Prosesi berlangsung di aliran sungai kawasan Kompleks Masjid Kuno Bayan, pada Sabtu (29/8/2026). Sejumlah perempuan adat terlihat berjalan beriringan menuju sungai dengan mengenakan pakaian tradisional khas Bayan, seperti sabuk ampok dan kemben. Mereka membawa tampah bambu atau sok berisi beras yang akan digunakan dalam ritual adat.

Makna di Balik Mencuci Beras

Menurut tokoh adat setempat, Bisok Menik tidak sekadar kegiatan mencuci beras sebelum diolah menjadi hidangan ritual atau pios. 

“Prosesi ini adalah bagian dari rangkaian tradisi yang memiliki nilai simbolik dan filosofis dalam kehidupan masyarakat adat Bayan,” terang Kertamalip kepada awak media di lokasi.

Pelaksanaan ritual di aliran sungai juga mencerminkan eratnya hubungan masyarakat adat dengan alam.

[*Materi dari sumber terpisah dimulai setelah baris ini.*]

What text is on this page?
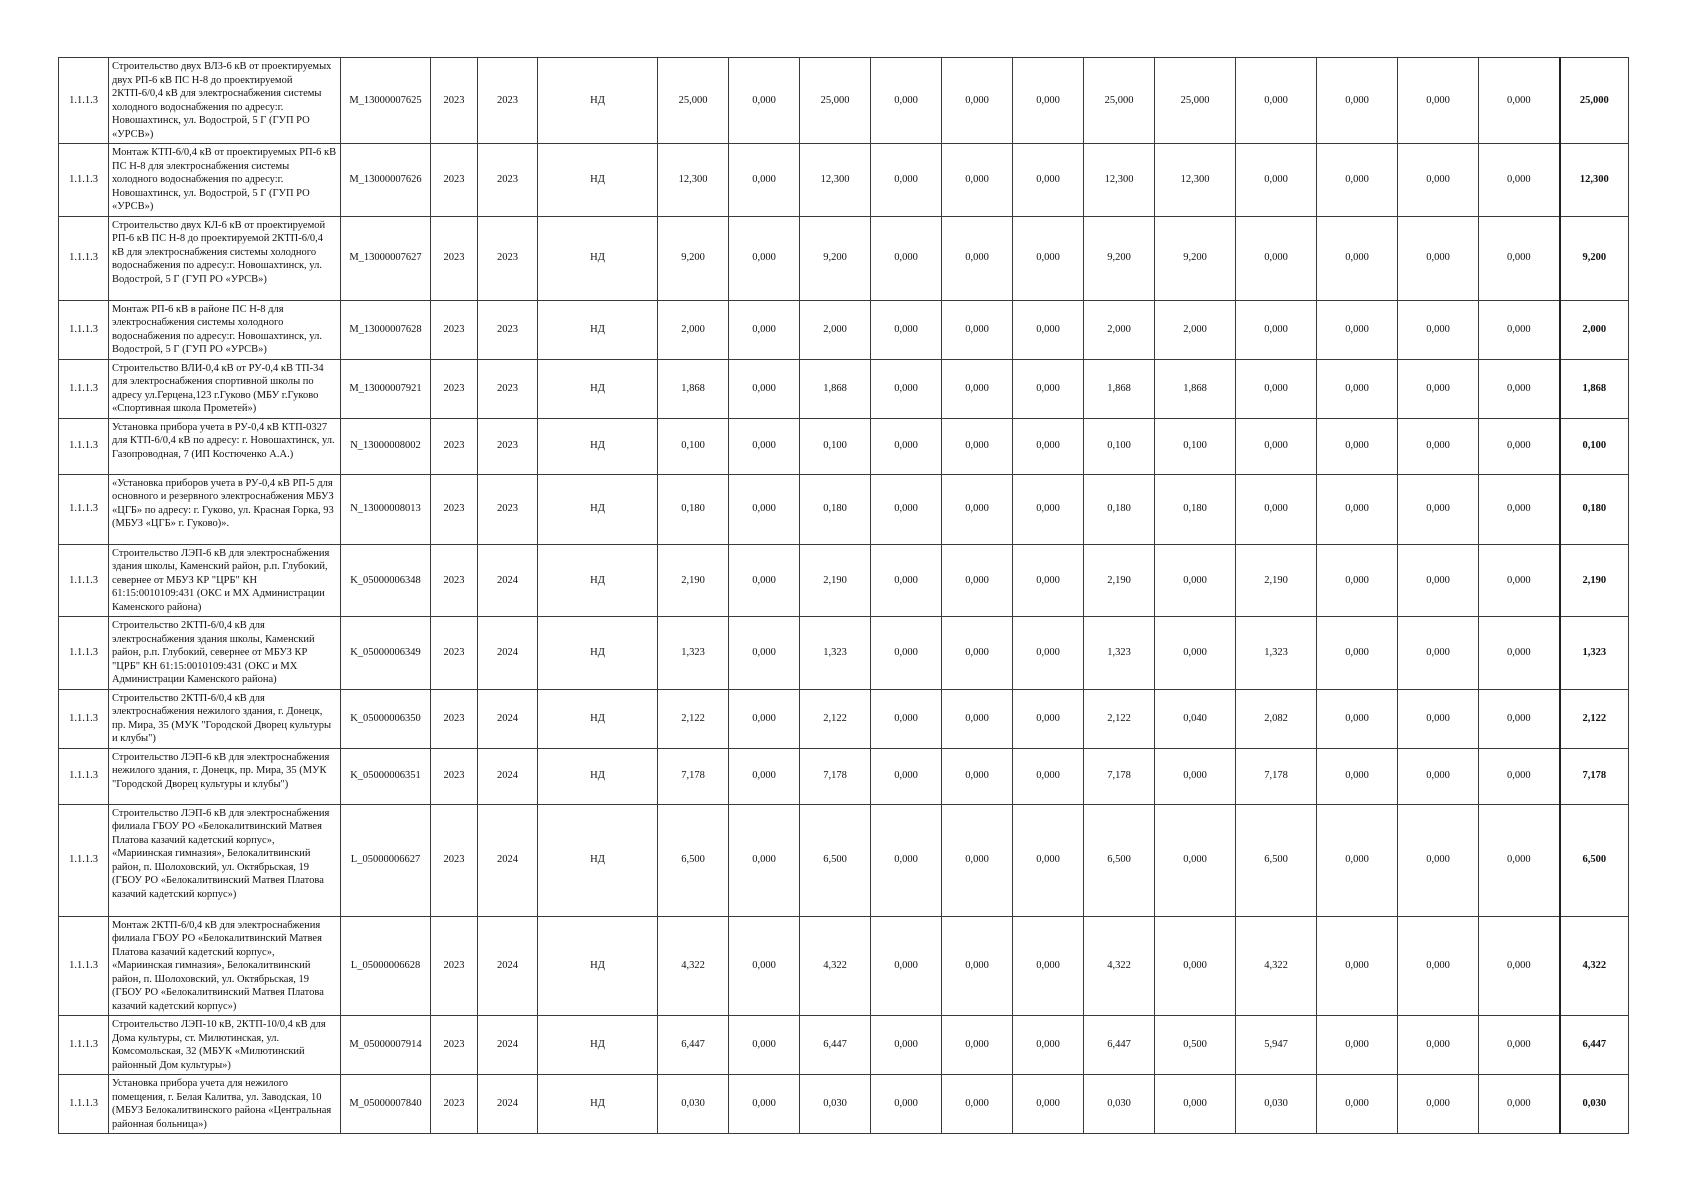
1.1.1.3	Строительство двух ВЛЗ-6 кВ от проектируемых двух РП-6 кВ ПС Н-8 до проектируемой 2КТП-6/0,4 кВ для электроснабжения системы холодного водоснабжения по адресу:г. Новошахтинск, ул. Водострой, 5 Г (ГУП РО «УРСВ»)	M_13000007625	2023	2023	НД	25,000	0,000	25,000	0,000	0,000	0,000	25,000	25,000	0,000	0,000	0,000	0,000	25,000
1.1.1.3	Монтаж КТП-6/0,4 кВ от проектируемых РП-6 кВ ПС Н-8 для электроснабжения системы холодного водоснабжения по адресу:г. Новошахтинск, ул. Водострой, 5 Г (ГУП РО «УРСВ»)	M_13000007626	2023	2023	НД	12,300	0,000	12,300	0,000	0,000	0,000	12,300	12,300	0,000	0,000	0,000	0,000	12,300
1.1.1.3	Строительство двух КЛ-6 кВ от проектируемой РП-6 кВ ПС Н-8 до проектируемой 2КТП-6/0,4 кВ для электроснабжения системы холодного водоснабжения по адресу:г. Новошахтинск, ул. Водострой, 5 Г (ГУП РО «УРСВ»)	M_13000007627	2023	2023	НД	9,200	0,000	9,200	0,000	0,000	0,000	9,200	9,200	0,000	0,000	0,000	0,000	9,200
1.1.1.3	Монтаж РП-6 кВ в районе ПС Н-8 для электроснабжения системы холодного водоснабжения по адресу:г. Новошахтинск, ул. Водострой, 5 Г (ГУП РО «УРСВ»)	M_13000007628	2023	2023	НД	2,000	0,000	2,000	0,000	0,000	0,000	2,000	2,000	0,000	0,000	0,000	0,000	2,000
1.1.1.3	Строительство ВЛИ-0,4 кВ от РУ-0,4 кВ ТП-34 для электроснабжения спортивной школы по адресу ул.Герцена,123 г.Гуково (МБУ г.Гуково «Спортивная школа Прометей»)	M_13000007921	2023	2023	НД	1,868	0,000	1,868	0,000	0,000	0,000	1,868	1,868	0,000	0,000	0,000	0,000	1,868
1.1.1.3	Установка прибора учета в РУ-0,4 кВ КТП-0327 для КТП-6/0,4 кВ по адресу: г. Новошахтинск, ул. Газопроводная, 7 (ИП Костюченко А.А.)	N_13000008002	2023	2023	НД	0,100	0,000	0,100	0,000	0,000	0,000	0,100	0,100	0,000	0,000	0,000	0,000	0,100
1.1.1.3	«Установка приборов учета в РУ-0,4 кВ РП-5 для основного и резервного электроснабжения МБУЗ «ЦГБ» по адресу: г. Гуково, ул. Красная Горка, 93 (МБУЗ «ЦГБ» г. Гуково)».	N_13000008013	2023	2023	НД	0,180	0,000	0,180	0,000	0,000	0,000	0,180	0,180	0,000	0,000	0,000	0,000	0,180
1.1.1.3	Строительство ЛЭП-6 кВ для электроснабжения здания школы, Каменский район, р.п. Глубокий, севернее от МБУЗ КР "ЦРБ" КН 61:15:0010109:431 (ОКС и МХ Администрации Каменского района)	K_05000006348	2023	2024	НД	2,190	0,000	2,190	0,000	0,000	0,000	2,190	0,000	2,190	0,000	0,000	0,000	2,190
1.1.1.3	Строительство 2КТП-6/0,4 кВ для электроснабжения здания школы, Каменский район, р.п. Глубокий, севернее от МБУЗ КР "ЦРБ" КН 61:15:0010109:431 (ОКС и МХ Администрации Каменского района)	K_05000006349	2023	2024	НД	1,323	0,000	1,323	0,000	0,000	0,000	1,323	0,000	1,323	0,000	0,000	0,000	1,323
1.1.1.3	Строительство 2КТП-6/0,4 кВ для электроснабжения нежилого здания, г. Донецк, пр. Мира, 35 (МУК "Городской Дворец культуры и клубы")	K_05000006350	2023	2024	НД	2,122	0,000	2,122	0,000	0,000	0,000	2,122	0,040	2,082	0,000	0,000	0,000	2,122
1.1.1.3	Строительство ЛЭП-6 кВ для электроснабжения нежилого здания, г. Донецк, пр. Мира, 35 (МУК "Городской Дворец культуры и клубы")	K_05000006351	2023	2024	НД	7,178	0,000	7,178	0,000	0,000	0,000	7,178	0,000	7,178	0,000	0,000	0,000	7,178
1.1.1.3	Строительство ЛЭП-6 кВ для электроснабжения филиала ГБОУ РО «Белокалитвинский Матвея Платова казачий кадетский корпус», «Мариинская гимназия», Белокалитвинский район, п. Шолоховский, ул. Октябрьская, 19 (ГБОУ РО «Белокалитвинский Матвея Платова казачий кадетский корпус»)	L_05000006627	2023	2024	НД	6,500	0,000	6,500	0,000	0,000	0,000	6,500	0,000	6,500	0,000	0,000	0,000	6,500
1.1.1.3	Монтаж 2КТП-6/0,4 кВ для электроснабжения филиала ГБОУ РО «Белокалитвинский Матвея Платова казачий кадетский корпус», «Мариинская гимназия», Белокалитвинский район, п. Шолоховский, ул. Октябрьская, 19 (ГБОУ РО «Белокалитвинский Матвея Платова казачий кадетский корпус»)	L_05000006628	2023	2024	НД	4,322	0,000	4,322	0,000	0,000	0,000	4,322	0,000	4,322	0,000	0,000	0,000	4,322
1.1.1.3	Строительство ЛЭП-10 кВ, 2КТП-10/0,4 кВ для Дома культуры, ст. Милютинская, ул. Комсомольская, 32 (МБУК «Милютинский районный Дом культуры»)	M_05000007914	2023	2024	НД	6,447	0,000	6,447	0,000	0,000	0,000	6,447	0,500	5,947	0,000	0,000	0,000	6,447
1.1.1.3	Установка прибора учета для нежилого помещения, г. Белая Калитва, ул. Заводская, 10 (МБУЗ Белокалитвинского района «Центральная районная больница»)	M_05000007840	2023	2024	НД	0,030	0,000	0,030	0,000	0,000	0,000	0,030	0,000	0,030	0,000	0,000	0,000	0,030
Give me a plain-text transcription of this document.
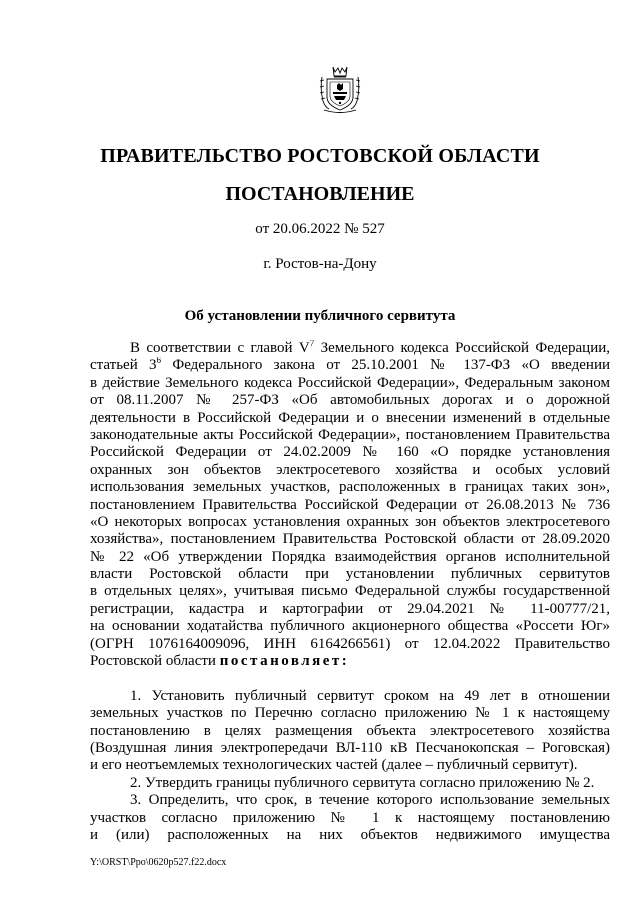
ПРАВИТЕЛЬСТВО РОСТОВСКОЙ ОБЛАСТИ
ПОСТАНОВЛЕНИЕ
от 20.06.2022 № 527
г. Ростов-на-Дону
Об установлении публичного сервитута
В соответствии с главой $V^7$ Земельного кодекса Российской Федерации,
статьей $3^6$ Федерального закона от 25.10.2001 № 137-ФЗ «О введении
в действие Земельного кодекса Российской Федерации», Федеральным законом
от 08.11.2007 № 257-ФЗ «Об автомобильных дорогах и о дорожной
деятельности в Российской Федерации и о внесении изменений в отдельные
законодательные акты Российской Федерации», постановлением Правительства
Российской Федерации от 24.02.2009 № 160 «О порядке установления
охранных зон объектов электросетевого хозяйства и особых условий
использования земельных участков, расположенных в границах таких зон»,
постановлением Правительства Российской Федерации от 26.08.2013 № 736
«О некоторых вопросах установления охранных зон объектов электросетевого
хозяйства», постановлением Правительства Ростовской области от 28.09.2020
№ 22 «Об утверждении Порядка взаимодействия органов исполнительной
власти Ростовской области при установлении публичных сервитутов
в отдельных целях», учитывая письмо Федеральной службы государственной
регистрации, кадастра и картографии от 29.04.2021 № 11-00777/21,
на основании ходатайства публичного акционерного общества «Россети Юг»
(ОГРН 1076164009096, ИНН 6164266561) от 12.04.2022 Правительство
Ростовской области постановляет:
1. Установить публичный сервитут сроком на 49 лет в отношении
земельных участков по Перечню согласно приложению № 1 к настоящему
постановлению в целях размещения объекта электросетевого хозяйства
(Воздушная линия электропередачи ВЛ-110 кВ Песчанокопская – Роговская)
и его неотъемлемых технологических частей (далее – публичный сервитут).
2. Утвердить границы публичного сервитута согласно приложению № 2.
3. Определить, что срок, в течение которого использование земельных
участков согласно приложению № 1 к настоящему постановлению
и (или) расположенных на них объектов недвижимого имущества
Y:\ORST\Ppo\0620p527.f22.docx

Nilai penyucian diri, kesederhanaan, serta ungkapan rasa syukur atas hasil bumi menjadi inti dari pemaknaan tradisi ini.

Menjaga Warisan dan Kebersamaan

Kehadiran warga dan para tokoh adat dalam prosesi Bisok Menik menunjukkan kuatnya semangat kebersamaan dan gotong royong yang masih dijaga masyarakat Bayan. 

Tradisi ini menjadi salah satu upaya nyata dalam mempertahankan warisan budaya dan identitas Sasak di tengah derasnya perkembangan zaman.

Pelestarian Bisok Menik dinilai penting, tidak hanya sebagai warisan budaya masyarakat adat, tetapi juga sebagai bagian dari kekayaan budaya Lombok Utara yang memiliki nilai sejarah, sosial, dan kearifan lokal.